Non aveva nessuna voglia di alzarsi dalla poltrona, ma sapeva bene che Fernanda non avrebbe facilmente desistito, pena il broncio per tutto il resto della giornata. La seguì ciabattando sino all’ultima camera della casa, quella usata per stirare, per archivio e dispensa e chissà cos’altro.
«Guarda!!!» disse lei indicando la finestra e sottolineando con l’espressione del viso una evidenza tutt’altro che evidente. Lui si avvicinò, titubante, come se dovesse stare attento a qualche pericolo in agguato. Vide sotto di sé la solita fetta di strada sottostante: il viavai confuso di gente e di ambulanti circospetti che cercavano di vendere stampe tutte uguali e bastoni per selfie tutti uguali.

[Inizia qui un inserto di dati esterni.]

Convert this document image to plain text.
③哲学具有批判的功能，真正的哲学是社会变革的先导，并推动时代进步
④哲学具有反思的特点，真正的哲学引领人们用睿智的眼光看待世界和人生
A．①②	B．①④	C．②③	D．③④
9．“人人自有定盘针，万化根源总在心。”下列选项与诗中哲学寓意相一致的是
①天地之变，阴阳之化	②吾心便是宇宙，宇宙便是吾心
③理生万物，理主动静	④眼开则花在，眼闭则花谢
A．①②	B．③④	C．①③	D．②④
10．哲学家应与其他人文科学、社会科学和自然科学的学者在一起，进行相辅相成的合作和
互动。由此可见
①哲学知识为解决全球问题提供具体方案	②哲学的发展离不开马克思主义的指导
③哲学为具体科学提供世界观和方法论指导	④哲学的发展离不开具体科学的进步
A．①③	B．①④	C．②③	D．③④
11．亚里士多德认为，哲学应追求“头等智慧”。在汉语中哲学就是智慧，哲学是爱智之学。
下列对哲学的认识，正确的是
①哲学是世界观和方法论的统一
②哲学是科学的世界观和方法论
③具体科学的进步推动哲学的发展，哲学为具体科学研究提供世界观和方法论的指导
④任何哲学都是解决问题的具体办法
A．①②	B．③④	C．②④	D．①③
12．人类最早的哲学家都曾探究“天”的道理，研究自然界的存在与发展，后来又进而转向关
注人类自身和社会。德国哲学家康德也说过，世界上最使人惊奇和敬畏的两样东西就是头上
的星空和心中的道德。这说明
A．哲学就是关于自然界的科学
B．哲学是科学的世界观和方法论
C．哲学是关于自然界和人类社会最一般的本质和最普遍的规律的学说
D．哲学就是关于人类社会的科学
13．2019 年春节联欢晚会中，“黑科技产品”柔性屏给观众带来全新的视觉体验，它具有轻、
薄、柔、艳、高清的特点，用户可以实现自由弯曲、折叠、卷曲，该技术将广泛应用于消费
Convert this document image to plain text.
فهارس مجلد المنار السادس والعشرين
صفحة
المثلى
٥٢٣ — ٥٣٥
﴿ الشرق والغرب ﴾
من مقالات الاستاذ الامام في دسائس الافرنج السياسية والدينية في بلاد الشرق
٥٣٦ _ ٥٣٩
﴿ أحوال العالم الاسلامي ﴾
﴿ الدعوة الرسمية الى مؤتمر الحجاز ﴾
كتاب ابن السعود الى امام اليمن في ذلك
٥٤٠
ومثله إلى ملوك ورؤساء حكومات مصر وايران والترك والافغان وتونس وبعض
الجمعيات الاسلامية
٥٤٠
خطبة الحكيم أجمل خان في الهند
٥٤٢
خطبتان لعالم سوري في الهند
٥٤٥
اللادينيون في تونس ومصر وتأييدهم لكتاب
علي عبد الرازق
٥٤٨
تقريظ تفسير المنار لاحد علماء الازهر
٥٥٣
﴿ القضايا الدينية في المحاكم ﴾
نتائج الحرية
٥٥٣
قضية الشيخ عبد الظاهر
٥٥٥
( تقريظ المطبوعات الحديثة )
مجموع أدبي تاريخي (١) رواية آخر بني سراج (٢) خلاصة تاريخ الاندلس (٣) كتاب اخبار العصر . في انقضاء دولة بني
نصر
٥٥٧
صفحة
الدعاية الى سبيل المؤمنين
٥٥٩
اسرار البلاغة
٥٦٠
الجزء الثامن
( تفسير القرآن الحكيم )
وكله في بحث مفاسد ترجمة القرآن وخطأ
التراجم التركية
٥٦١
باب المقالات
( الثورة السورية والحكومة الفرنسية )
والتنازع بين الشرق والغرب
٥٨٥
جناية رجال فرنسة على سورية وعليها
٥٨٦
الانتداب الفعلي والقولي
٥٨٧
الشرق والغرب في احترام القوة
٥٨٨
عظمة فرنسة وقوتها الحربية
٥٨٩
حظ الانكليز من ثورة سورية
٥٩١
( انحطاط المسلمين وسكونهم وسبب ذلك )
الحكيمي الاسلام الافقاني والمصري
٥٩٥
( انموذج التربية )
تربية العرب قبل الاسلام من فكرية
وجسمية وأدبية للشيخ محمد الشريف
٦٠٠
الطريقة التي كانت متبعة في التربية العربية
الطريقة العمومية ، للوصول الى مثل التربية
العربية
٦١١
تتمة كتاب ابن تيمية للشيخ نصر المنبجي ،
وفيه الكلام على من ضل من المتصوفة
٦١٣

«E allora?» fece lui esasperato non capendo cosa dovesse guardare.
«Appunto! Cosa conti di fare? Eh?»
A quella domanda imperiosa capì che la situazione, forse, era più grave di quello che pensasse e meritava maggiore attenzione. Non poteva essere colpa sua se là sotto c’erano gli ambulanti in mezzo alla strada. Oppure sì? Stava cercando di trovare una risposta quando lei ritornò all’attacco.
«I piccioni! Intendo dire i piccioni che hanno appena fatto il nido nel vaso dei ‘tuoi’ gerani. Che ne facciamo? Io non voglio quelle bestiacce piene di malattie a ridosso della casa» e detto questo, con un gesto repentino, spalancò la finestra. Il trambusto del tardo pomeriggio entrò di prepotenza dentro la stanza. Entrò il parlottare concitato delle persone a passeggio per la via, la musica stonata di un girovago che stava intrattenendo turisti accaldati e il suono dolce ma debole di una campana che scivolava giù dalla collina; ma soprattutto entrò il frullare impazzito di un piccione che, vistosi scoperto, lasciò di tutta fretta il nido puntando dritto al cornicione dell’edificio di fronte da cui, una volta abbarbicato, ci spiò preoccupato per le sorti delle sue uova.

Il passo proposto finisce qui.